Im Wortlaut
in Berlin
Von mir auch erst einmal ein ganz herzliches Willkommen an alle, die heute an dieser Veranstaltung teilnehmen! Wir wollen Sie würdigen, in der Tat. Die Frauen und Männer, die als sogenannte Gastarbeiter in die Bundesrepublik oder als Vertragsarbeiter in die DDR gekommen sind.
Ich war gar kein so kleines Kind mehr. Vertragsarbeiter gab es auch noch, als 1989 die deutsche Einheit kam. Die Bedingungen in der DDR waren noch einmal ganz anders, weil die Freizügigkeit sehr eingeschränkt war und weil viele Dinge verboten waren. Wir hatten vor allen Dingen Vertragsarbeiter aus einigen afrikanischen Ländern, aber auch aus Vietnam. Und die hatten kein einfaches Leben.
Aber was vielleicht alle eint, ist, dass jeder, wie Annette Widmann-Mauz es eben gesagt hat, im Grunde eine Reise ins Ungewisse angetreten hat. Ich habe vor zehn Jahren, als wir des 50. Jahrestags gedachten, ganz bewegende Geschichten gehört, die ich nie vergessen werde. Dass die Väter oft erst einmal alleine nach Deutschland gekommen waren, dass man sehr spartanisch in Gemeinschaftsunterkünften untergebracht war, dass man sonntags sein Ohr an die Eisenbahnschienen legte, um doch daran zu denken, dass man nach Hause fahren möchte. Das hat mich alles sehr bewegt. Deshalb kann man schon sagen: Damals hatten es die Menschen, die zu uns kamen, wirklich nicht leicht.
Was können wir daraus lernen? Damals gab es das Wort „Integrationspolitik“ im Grunde noch nicht, sondern das Wort „Gastarbeiter“ hat ja ausgedrückt, was man dachte, nämlich dass alle bald wieder weg sein würden. Aber für viele ist nichts davon eingetreten. Deshalb hat man dann erst 1978, also 23 Jahre nach Ankunft der ersten Gastarbeiter, das Amt der Beauftragten für Integration geschaffen.

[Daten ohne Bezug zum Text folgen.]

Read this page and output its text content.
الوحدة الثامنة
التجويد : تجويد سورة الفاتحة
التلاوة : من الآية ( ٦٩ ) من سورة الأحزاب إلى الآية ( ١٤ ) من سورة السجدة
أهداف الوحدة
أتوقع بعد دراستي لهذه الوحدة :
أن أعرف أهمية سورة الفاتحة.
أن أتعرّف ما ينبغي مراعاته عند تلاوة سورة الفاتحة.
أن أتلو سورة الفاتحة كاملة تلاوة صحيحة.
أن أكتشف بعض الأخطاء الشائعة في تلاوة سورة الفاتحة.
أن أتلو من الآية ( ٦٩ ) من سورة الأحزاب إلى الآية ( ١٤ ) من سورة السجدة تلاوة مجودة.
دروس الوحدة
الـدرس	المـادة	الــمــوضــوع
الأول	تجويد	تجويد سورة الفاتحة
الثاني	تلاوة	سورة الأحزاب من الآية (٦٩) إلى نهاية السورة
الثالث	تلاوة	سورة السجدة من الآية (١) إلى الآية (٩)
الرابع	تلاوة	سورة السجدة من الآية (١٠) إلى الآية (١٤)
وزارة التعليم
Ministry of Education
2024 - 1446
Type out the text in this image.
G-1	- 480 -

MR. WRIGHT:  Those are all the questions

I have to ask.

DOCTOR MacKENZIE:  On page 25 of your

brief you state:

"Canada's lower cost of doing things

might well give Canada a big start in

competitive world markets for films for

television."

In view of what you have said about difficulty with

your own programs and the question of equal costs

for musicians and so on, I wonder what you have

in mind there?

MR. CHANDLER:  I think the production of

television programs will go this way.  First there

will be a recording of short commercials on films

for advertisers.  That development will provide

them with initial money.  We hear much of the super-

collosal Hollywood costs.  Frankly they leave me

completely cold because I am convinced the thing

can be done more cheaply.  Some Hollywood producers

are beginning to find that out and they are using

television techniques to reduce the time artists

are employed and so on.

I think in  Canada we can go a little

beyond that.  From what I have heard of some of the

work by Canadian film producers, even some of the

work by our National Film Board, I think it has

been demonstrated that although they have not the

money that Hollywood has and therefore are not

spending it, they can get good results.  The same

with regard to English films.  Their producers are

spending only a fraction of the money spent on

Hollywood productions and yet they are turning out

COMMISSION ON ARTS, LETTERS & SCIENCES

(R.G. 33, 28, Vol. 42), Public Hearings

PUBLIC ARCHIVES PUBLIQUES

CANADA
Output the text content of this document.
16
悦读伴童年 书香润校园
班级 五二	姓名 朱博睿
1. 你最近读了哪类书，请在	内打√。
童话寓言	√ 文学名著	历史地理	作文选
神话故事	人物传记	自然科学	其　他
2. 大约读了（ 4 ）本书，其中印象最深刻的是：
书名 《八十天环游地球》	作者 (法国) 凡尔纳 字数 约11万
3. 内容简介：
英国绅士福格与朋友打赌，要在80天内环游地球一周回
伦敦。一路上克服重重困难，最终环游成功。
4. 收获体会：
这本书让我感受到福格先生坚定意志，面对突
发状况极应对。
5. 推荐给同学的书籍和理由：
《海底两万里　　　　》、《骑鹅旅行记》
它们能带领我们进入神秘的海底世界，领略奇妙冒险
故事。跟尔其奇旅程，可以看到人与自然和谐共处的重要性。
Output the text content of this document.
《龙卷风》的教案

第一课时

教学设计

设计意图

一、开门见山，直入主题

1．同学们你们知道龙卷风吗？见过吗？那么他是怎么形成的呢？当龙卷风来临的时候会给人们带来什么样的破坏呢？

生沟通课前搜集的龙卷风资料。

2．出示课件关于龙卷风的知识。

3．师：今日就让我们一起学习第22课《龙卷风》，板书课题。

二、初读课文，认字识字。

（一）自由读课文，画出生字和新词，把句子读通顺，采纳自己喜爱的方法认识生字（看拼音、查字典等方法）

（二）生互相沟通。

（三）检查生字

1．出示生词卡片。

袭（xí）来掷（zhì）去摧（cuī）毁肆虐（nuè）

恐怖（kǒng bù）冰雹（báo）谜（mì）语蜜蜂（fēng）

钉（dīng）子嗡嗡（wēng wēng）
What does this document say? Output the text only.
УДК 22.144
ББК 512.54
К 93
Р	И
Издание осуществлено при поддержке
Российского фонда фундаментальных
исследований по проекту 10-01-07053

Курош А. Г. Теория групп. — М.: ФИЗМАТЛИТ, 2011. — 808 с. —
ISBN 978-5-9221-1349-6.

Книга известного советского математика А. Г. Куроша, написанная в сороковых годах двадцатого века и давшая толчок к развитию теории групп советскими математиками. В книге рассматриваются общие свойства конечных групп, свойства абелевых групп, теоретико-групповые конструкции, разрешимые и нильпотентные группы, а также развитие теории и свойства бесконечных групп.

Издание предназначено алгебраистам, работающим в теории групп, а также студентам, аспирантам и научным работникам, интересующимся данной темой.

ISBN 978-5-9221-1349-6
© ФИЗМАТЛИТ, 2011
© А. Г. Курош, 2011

Allerdings will ich ‑ auch darüber haben wir anlässlich des 50. Jahrestags gesprochen ‑ sagen: Die Betriebe waren eigentlich der Integrationsmotor und hier auch ganz stark die Gewerkschaften. Wir haben damals Menschen aus der BASF hier gehabt. Herr Hambrecht war damals der Vorstandsvorsitzende. Er hat erzählt, wie er mit italienischen Gastarbeitern zusammengearbeitet hat. Und wie man voneinander gelernt hat. Ich glaube, dass sich die Gewerkschaften um die Rechte auch dieser Arbeitnehmerinnen und Arbeitnehmer gekümmert haben, war ein ganz, ganz wichtiger Punkt, um sozusagen überhaupt einmal einen Fuß in das gemeinschaftliche Leben und auch in das Betriebsleben mit all seinen Teilhabemöglichkeiten zu bekommen.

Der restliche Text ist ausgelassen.